South Africa’s national energy company Eskom has sealed €300mn in financing from European banks.

The finance comes in two tranches and will be used to construct underground works, related to the Ingula storage power plant. The first tranche of €165mn comes from a syndicate comprised of KfW-Ipex, HSBC, UniCredit and BNP Paribas, who also acted as agent bank.

Cassa Depositi e Prestiti (CDP), an Italian bank which is 70% owned by the government, has provided the remaining €135mn. Both loans have been guaranteed by Sace, the Italian export credit agency, with the construction to be completed by CMC, a joint venture between Impreglio (of Italy) and Mavundia (a South African company).

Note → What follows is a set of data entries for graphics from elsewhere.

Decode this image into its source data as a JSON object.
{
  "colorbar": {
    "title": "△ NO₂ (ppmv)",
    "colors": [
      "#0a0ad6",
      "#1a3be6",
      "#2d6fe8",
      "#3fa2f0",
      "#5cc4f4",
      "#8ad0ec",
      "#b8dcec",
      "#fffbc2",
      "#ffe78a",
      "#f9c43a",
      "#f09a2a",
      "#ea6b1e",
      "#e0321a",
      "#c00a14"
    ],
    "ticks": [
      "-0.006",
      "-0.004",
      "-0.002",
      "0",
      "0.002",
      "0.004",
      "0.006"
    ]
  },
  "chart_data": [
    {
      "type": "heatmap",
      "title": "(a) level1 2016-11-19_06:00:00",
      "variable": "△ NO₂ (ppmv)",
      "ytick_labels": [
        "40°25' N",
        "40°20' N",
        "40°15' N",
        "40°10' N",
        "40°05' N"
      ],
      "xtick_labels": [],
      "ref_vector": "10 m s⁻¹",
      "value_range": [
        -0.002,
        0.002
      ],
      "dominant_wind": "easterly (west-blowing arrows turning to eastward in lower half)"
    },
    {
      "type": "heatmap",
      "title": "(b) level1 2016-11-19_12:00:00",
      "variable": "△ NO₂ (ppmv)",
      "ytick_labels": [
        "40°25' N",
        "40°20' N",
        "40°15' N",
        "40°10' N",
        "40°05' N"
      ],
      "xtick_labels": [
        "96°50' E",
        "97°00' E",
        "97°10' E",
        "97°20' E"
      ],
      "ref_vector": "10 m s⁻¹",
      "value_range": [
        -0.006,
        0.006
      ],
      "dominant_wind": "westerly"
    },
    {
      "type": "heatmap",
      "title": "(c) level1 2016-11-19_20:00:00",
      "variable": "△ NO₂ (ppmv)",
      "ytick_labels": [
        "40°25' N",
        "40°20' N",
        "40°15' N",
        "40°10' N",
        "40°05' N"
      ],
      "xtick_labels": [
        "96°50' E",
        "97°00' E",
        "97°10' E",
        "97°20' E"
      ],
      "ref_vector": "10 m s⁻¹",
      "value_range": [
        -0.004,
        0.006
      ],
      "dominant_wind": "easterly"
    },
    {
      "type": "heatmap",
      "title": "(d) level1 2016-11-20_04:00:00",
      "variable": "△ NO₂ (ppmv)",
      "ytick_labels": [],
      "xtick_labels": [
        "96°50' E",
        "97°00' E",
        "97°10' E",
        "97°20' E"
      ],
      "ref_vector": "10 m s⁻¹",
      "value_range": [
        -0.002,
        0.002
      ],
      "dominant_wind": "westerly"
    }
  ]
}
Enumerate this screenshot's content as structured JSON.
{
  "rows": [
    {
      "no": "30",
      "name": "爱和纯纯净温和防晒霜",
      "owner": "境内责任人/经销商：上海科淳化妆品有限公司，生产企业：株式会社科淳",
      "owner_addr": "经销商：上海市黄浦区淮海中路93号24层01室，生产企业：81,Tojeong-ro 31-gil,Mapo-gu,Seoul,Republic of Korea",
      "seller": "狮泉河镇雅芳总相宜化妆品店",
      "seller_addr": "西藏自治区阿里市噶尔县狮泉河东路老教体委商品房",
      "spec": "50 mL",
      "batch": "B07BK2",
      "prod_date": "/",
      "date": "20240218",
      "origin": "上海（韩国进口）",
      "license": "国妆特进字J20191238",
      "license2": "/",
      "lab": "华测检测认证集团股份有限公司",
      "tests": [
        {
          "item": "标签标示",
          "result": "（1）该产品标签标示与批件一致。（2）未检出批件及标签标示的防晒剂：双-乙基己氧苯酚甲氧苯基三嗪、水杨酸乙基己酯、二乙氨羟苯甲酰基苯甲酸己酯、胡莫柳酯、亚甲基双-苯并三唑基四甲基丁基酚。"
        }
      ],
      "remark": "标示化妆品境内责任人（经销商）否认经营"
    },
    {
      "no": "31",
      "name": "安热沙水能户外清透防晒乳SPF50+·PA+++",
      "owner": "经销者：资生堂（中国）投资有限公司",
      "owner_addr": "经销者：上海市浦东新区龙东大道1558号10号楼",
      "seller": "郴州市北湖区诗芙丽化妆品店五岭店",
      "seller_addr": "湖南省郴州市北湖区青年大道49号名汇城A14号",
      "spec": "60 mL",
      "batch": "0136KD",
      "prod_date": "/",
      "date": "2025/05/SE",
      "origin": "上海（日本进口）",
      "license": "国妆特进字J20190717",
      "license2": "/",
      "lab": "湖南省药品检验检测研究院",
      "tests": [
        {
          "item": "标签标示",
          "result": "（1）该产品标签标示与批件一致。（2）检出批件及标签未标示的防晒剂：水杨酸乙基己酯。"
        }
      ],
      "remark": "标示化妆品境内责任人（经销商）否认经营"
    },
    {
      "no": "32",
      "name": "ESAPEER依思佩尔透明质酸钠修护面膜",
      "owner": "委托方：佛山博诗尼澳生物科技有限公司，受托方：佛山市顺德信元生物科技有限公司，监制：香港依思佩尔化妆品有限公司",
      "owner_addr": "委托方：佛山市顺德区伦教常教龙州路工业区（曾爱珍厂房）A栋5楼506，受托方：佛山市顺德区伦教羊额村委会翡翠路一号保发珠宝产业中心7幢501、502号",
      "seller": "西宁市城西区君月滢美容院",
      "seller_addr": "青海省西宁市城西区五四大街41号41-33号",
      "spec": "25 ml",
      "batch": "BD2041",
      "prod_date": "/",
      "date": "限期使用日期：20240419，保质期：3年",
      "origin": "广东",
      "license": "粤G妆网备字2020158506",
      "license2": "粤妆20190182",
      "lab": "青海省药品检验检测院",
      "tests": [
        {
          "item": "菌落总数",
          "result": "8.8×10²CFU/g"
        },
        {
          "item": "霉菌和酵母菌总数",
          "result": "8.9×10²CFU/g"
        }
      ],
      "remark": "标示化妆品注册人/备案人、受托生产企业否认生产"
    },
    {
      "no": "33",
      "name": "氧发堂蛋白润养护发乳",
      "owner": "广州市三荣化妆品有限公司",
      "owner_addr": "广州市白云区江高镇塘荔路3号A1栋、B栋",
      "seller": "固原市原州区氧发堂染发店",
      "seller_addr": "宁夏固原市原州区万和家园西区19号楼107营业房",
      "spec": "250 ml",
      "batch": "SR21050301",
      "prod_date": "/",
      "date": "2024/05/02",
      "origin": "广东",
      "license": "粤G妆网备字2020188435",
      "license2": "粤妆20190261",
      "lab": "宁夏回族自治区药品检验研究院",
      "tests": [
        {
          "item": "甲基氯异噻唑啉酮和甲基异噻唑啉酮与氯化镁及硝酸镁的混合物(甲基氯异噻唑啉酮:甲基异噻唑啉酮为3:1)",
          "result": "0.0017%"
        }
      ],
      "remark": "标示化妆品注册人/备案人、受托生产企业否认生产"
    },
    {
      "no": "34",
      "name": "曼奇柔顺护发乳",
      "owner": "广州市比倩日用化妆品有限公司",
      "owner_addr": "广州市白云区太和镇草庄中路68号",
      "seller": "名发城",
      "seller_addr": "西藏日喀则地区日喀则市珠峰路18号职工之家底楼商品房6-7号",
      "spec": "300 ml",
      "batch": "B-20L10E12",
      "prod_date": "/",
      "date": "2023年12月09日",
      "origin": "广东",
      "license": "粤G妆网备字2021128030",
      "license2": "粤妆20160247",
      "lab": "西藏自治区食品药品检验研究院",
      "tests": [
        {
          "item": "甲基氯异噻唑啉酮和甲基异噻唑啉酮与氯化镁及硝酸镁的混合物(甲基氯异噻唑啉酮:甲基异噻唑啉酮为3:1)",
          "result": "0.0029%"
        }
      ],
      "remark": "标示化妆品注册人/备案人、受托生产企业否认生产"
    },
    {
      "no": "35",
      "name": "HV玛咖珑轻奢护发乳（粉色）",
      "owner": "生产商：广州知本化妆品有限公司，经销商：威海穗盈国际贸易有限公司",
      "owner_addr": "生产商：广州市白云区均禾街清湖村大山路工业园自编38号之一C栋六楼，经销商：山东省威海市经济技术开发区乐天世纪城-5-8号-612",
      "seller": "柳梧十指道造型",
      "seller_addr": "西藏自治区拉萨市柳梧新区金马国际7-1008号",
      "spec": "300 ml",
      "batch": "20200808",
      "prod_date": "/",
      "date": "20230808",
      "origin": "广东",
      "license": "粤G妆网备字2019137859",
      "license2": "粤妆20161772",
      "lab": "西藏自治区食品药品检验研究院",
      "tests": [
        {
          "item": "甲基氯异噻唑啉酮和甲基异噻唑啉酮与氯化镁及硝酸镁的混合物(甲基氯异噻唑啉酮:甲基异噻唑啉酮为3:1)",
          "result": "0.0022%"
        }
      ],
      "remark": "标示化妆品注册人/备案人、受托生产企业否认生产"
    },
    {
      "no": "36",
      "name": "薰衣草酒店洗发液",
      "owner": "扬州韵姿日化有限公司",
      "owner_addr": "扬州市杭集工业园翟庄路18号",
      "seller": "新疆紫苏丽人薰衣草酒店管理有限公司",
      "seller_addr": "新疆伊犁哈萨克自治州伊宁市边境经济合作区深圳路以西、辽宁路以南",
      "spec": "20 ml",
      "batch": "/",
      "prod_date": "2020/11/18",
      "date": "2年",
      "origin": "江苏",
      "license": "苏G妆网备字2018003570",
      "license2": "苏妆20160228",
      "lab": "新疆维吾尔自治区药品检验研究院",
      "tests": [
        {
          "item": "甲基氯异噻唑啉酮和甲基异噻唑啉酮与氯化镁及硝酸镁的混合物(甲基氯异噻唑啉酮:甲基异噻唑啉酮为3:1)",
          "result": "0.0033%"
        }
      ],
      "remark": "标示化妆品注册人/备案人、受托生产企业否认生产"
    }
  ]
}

Luca Lunari, head of export finance Italy at BNP Paribas, tells GTR: “Both facilities have an availability period of two years and shall be repaid in 10 years, by 20 equal semi-annual instalments – so door-to-door tenor is 12 years. The interest rate is based on prevailing commercial interest reference rates (CIRR) plus margin.” The exact margin, however, is undisclosed.

Speaking of Sace’s work in South Africa, the head of the agency’s Johannesburg office Riccardo Faneli tells GTR: “In the context of Sub-Saharan Africa, South Africa plays a leading role. Although some critical factors remain, as evidenced by the Sace risk index (with medium to high levels for both the political risks for the risk of non-payment) the country has many areas of opportunity for Italian companies, a potential reflected by the intensive activity of Sace, with a total exposure of €420mn.

“The leading sectors are infrastructure, transport and energy. Among key public initiatives, the South African government has also established a National Trade and Investment Agency, which has set up incentives and various industrial development zones, alongside coastal and port areas where no duties are requested to exporters. In recent years there have been several initiatives to internationalise medium-sized Italian companies in South Africa, in the steel, mechanical and agro-industrial sectors.”

Eskom has been extremely active in the lending market of late, mostly as a result of the South African government’s Renewable Energy Independent Power Producer Procurement Programme (REIPPP), which seeks to address frequent power shortages.

But after power rates in the country were raised by below the level Eskom expected, the company has found itself with a capital gap of around US$22bn (over the next five years). For the coming 18 months, it expects to be able to raise sufficient capital through export credit agencies, development finance and domestic and international bonds.

However, in an attempt to plug the longer-term funding gap, it has recently floated the idea of funding its operations through Islamic bonds. It says, in a statement: “New opportunities from alternative funding sources and products such as Islamic funding (sukuk), preference share-type funding and project-based funding will also be explored.”